W 48' ręką przed polem karnym zagrał Michał Węgliński i sprezentował Zagłębiu rzut wolny, do którego podszedł Piotr Marcisz. Pewną obronę zanotował jednak Robert Cieniak i piłkarze z Piechcina obeszli się smakiem. W 55' boisko opuścił Mateusz Ostrowski, z żółtą kartką na koncie, a w jego miejsce wszedł Jarosław Plewa. Pięć minut później kolejna świeża krew pojawiła się na boisku, tym razem średnio grającego Dawida Smętka zmienił Jakub Trześniewski. W 69' został przyznany rzut wolny dla Zagłębia, z okolicy dwudziestu metrów. Gracz z Piechcina Mateusz Wiktorowicz, nie zdołał jednak piłki dobrze uderzyć głową i posłał ją nad poprzeczką. Wymiana w rzutach wolnych trwała w najlepsze. Tym razem dla Dębu, w 71' uderzał Plewa, który dośrodkował do Bartłomieja Szmyta. Napastnik jednak zmarnował dobrą okazję. Do końca spotkania nie zobaczyliśmy, już dobrej okazji bramkowej. Sędzia doliczył trzy minuty, a następnie zakończył spotkanie.
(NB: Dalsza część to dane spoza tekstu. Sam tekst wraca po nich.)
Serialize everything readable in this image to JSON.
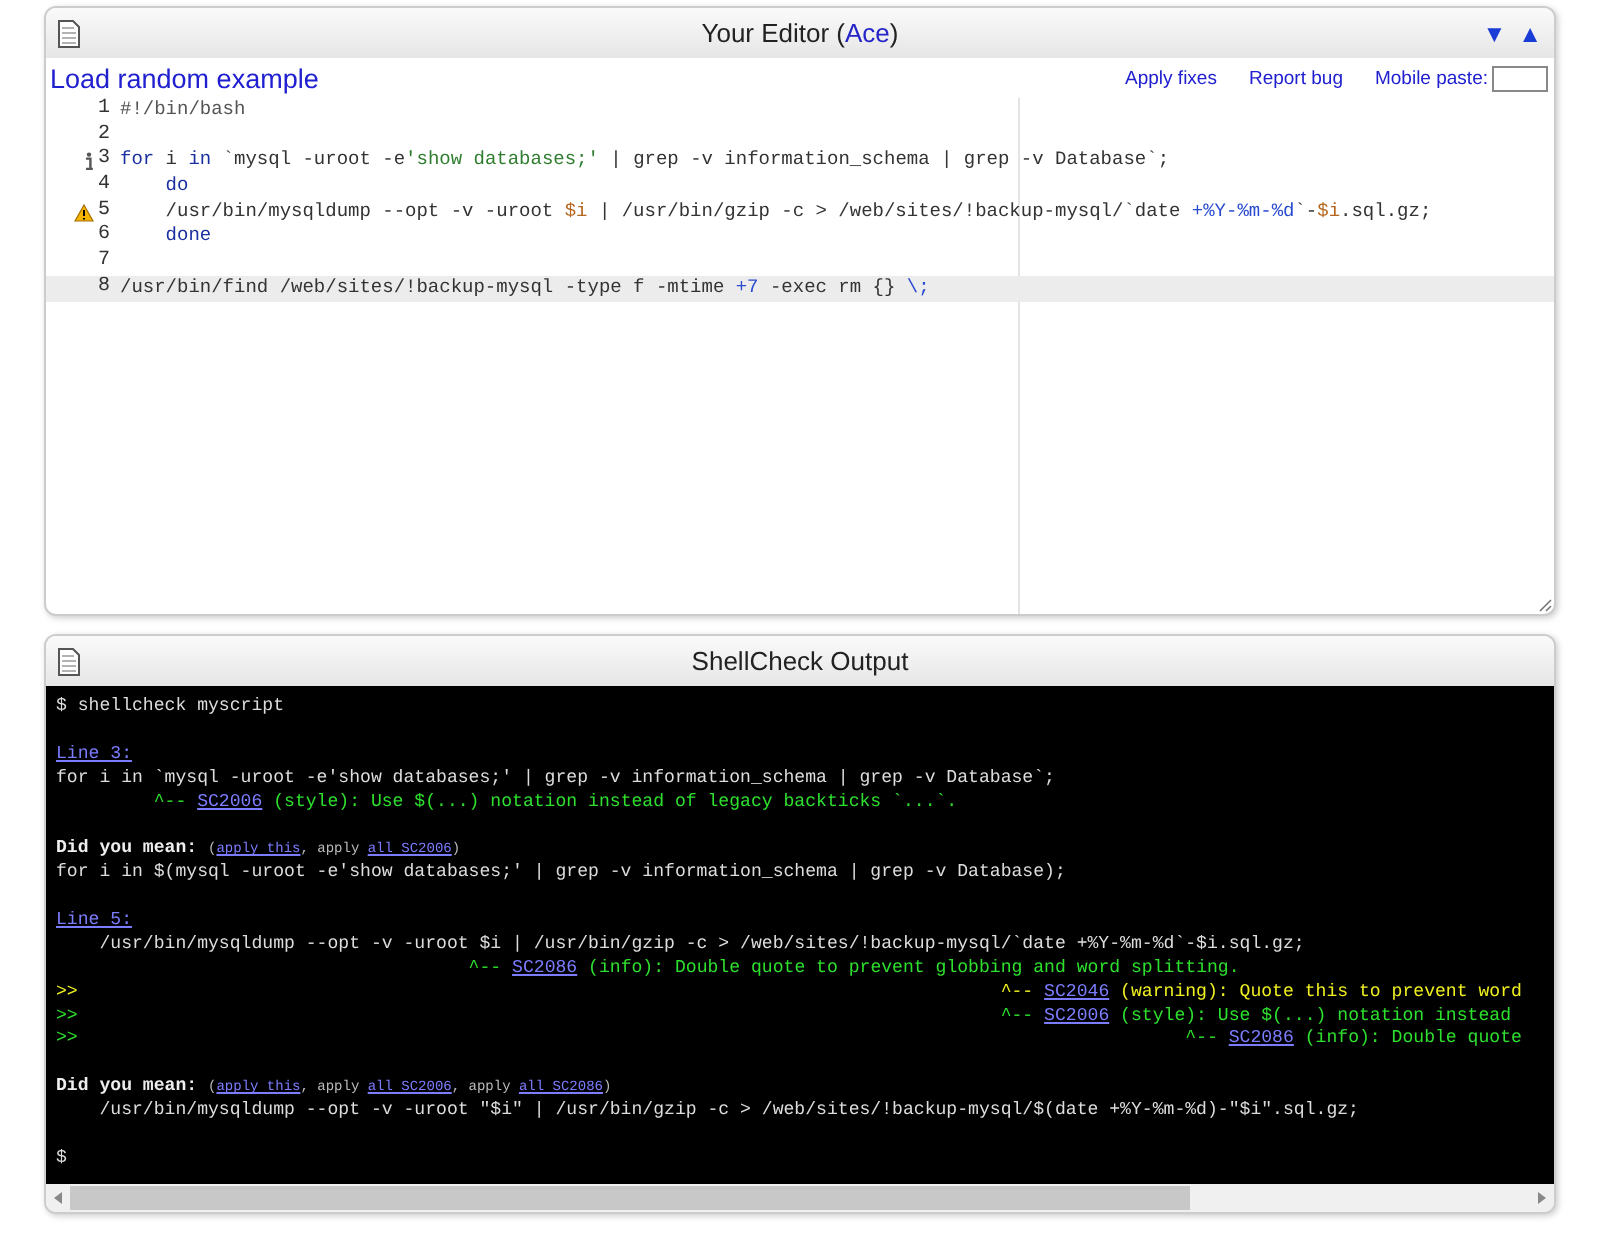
{
  "editor": {
    "title": "Your Editor (",
    "title_link": "Ace",
    "title_end": ")",
    "collapse": "▼",
    "expand": "▲",
    "load_link": "Load random example",
    "actions": [
      "Apply fixes",
      "Report bug"
    ],
    "paste_label": "Mobile paste:",
    "lines": [
      {
        "number": "1",
        "kind": "plain",
        "active": false,
        "segments": [
          {
            "text": "#!/bin/bash",
            "kind": "comment"
          }
        ]
      },
      {
        "number": "2",
        "kind": "plain",
        "active": false
      },
      {
        "number": "3",
        "kind": "info",
        "active": false,
        "segments": [
          {
            "text": "for",
            "kind": "keyword"
          },
          {
            "text": " i ",
            "kind": "plain"
          },
          {
            "text": "in",
            "kind": "keyword"
          },
          {
            "text": " `mysql -uroot -e",
            "kind": "plain"
          },
          {
            "text": "'show databases;'",
            "kind": "string"
          },
          {
            "text": " | grep -v information_schema | grep -v Database`;",
            "kind": "plain"
          }
        ]
      },
      {
        "number": "4",
        "kind": "plain",
        "active": false,
        "segments": [
          {
            "text": "    do",
            "kind": "keyword"
          }
        ]
      },
      {
        "number": "5",
        "kind": "warning",
        "active": false,
        "segments": [
          {
            "text": "    /usr/bin/mysqldump --opt -v -uroot ",
            "kind": "plain"
          },
          {
            "text": "$i",
            "kind": "variable"
          },
          {
            "text": " | /usr/bin/gzip -c > /web/sites/!backup-mysql/`date ",
            "kind": "plain"
          },
          {
            "text": "+%Y-%m-%d",
            "kind": "number"
          },
          {
            "text": "`-",
            "kind": "plain"
          },
          {
            "text": "$i",
            "kind": "variable"
          },
          {
            "text": ".sql.gz;",
            "kind": "plain"
          }
        ]
      },
      {
        "number": "6",
        "kind": "plain",
        "active": false,
        "segments": [
          {
            "text": "    done",
            "kind": "keyword"
          }
        ]
      },
      {
        "number": "7",
        "kind": "plain",
        "active": false
      },
      {
        "number": "8",
        "kind": "plain",
        "active": true,
        "segments": [
          {
            "text": "/usr/bin/find /web/sites/!backup-mysql -type f -mtime ",
            "kind": "plain"
          },
          {
            "text": "+7",
            "kind": "number"
          },
          {
            "text": " -exec rm {} ",
            "kind": "plain"
          },
          {
            "text": "\\;",
            "kind": "number"
          }
        ]
      }
    ]
  },
  "output": {
    "title": "ShellCheck Output",
    "lines": [
      {
        "kind": "text",
        "segments": [
          {
            "text": "$ shellcheck myscript",
            "kind": "plain"
          }
        ]
      },
      {
        "kind": "blank"
      },
      {
        "kind": "text",
        "segments": [
          {
            "text": "Line 3:",
            "kind": "link"
          }
        ]
      },
      {
        "kind": "text",
        "segments": [
          {
            "text": "for i in `mysql -uroot -e'show databases;' | grep -v information_schema | grep -v Database`;",
            "kind": "plain"
          }
        ]
      },
      {
        "kind": "text",
        "segments": [
          {
            "text": "         ^-- ",
            "kind": "style"
          },
          {
            "text": "SC2006",
            "kind": "link"
          },
          {
            "text": " (style): Use $(...) notation instead of legacy backticks `...`.",
            "kind": "style"
          }
        ]
      },
      {
        "kind": "blank"
      },
      {
        "kind": "text",
        "segments": [
          {
            "text": "Did you mean: ",
            "kind": "bold"
          },
          {
            "text": "(",
            "kind": "small"
          },
          {
            "text": "apply this",
            "kind": "small-link"
          },
          {
            "text": ", apply ",
            "kind": "small"
          },
          {
            "text": "all SC2006",
            "kind": "small-link"
          },
          {
            "text": ")",
            "kind": "small"
          }
        ]
      },
      {
        "kind": "text",
        "segments": [
          {
            "text": "for i in $(mysql -uroot -e'show databases;' | grep -v information_schema | grep -v Database);",
            "kind": "plain"
          }
        ]
      },
      {
        "kind": "blank"
      },
      {
        "kind": "text",
        "segments": [
          {
            "text": "Line 5:",
            "kind": "link"
          }
        ]
      },
      {
        "kind": "text",
        "segments": [
          {
            "text": "    /usr/bin/mysqldump --opt -v -uroot $i | /usr/bin/gzip -c > /web/sites/!backup-mysql/`date +%Y-%m-%d`-$i.sql.gz;",
            "kind": "plain"
          }
        ]
      },
      {
        "kind": "text",
        "segments": [
          {
            "text": "                                      ^-- ",
            "kind": "info"
          },
          {
            "text": "SC2086",
            "kind": "link"
          },
          {
            "text": " (info): Double quote to prevent globbing and word splitting.",
            "kind": "info"
          }
        ]
      },
      {
        "kind": "text",
        "segments": [
          {
            "text": ">>",
            "kind": "warning"
          },
          {
            "text": "                                                                                     ^-- ",
            "kind": "warning"
          },
          {
            "text": "SC2046",
            "kind": "link"
          },
          {
            "text": " (warning): Quote this to prevent word",
            "kind": "warning"
          }
        ]
      },
      {
        "kind": "text",
        "segments": [
          {
            "text": ">>",
            "kind": "style"
          },
          {
            "text": "                                                                                     ^-- ",
            "kind": "style"
          },
          {
            "text": "SC2006",
            "kind": "link"
          },
          {
            "text": " (style): Use $(...) notation instead",
            "kind": "style"
          }
        ]
      },
      {
        "kind": "text",
        "segments": [
          {
            "text": ">>",
            "kind": "info"
          },
          {
            "text": "                                                                                                      ^-- ",
            "kind": "info"
          },
          {
            "text": "SC2086",
            "kind": "link"
          },
          {
            "text": " (info): Double quote",
            "kind": "info"
          }
        ]
      },
      {
        "kind": "blank"
      },
      {
        "kind": "text",
        "segments": [
          {
            "text": "Did you mean: ",
            "kind": "bold"
          },
          {
            "text": "(",
            "kind": "small"
          },
          {
            "text": "apply this",
            "kind": "small-link"
          },
          {
            "text": ", apply ",
            "kind": "small"
          },
          {
            "text": "all SC2006",
            "kind": "small-link"
          },
          {
            "text": ", apply ",
            "kind": "small"
          },
          {
            "text": "all SC2086",
            "kind": "small-link"
          },
          {
            "text": ")",
            "kind": "small"
          }
        ]
      },
      {
        "kind": "text",
        "segments": [
          {
            "text": "    /usr/bin/mysqldump --opt -v -uroot \"$i\" | /usr/bin/gzip -c > /web/sites/!backup-mysql/$(date +%Y-%m-%d)-\"$i\".sql.gz;",
            "kind": "plain"
          }
        ]
      },
      {
        "kind": "blank"
      },
      {
        "kind": "text",
        "segments": [
          {
            "text": "$",
            "kind": "plain"
          }
        ]
      }
    ]
  }
}
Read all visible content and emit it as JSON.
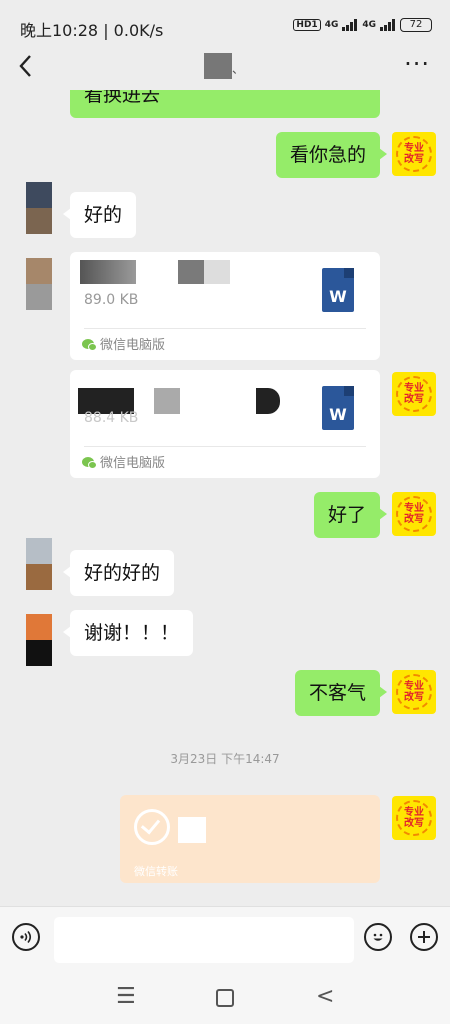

Mecz nie miał porywającego tempa. Żadna z drużyn nie wykorzystała swoich sytuacji i nie otworzyła wyniku. Dodatkowym smaczkiem było skandaliczne zachowanie kibiców z Piechcina, którzy pokazali się z „bardzo dobrej strony”, wykrzykując wyzwiska dotyczące Dębu Barcin oraz uruchamiając tym samym policję.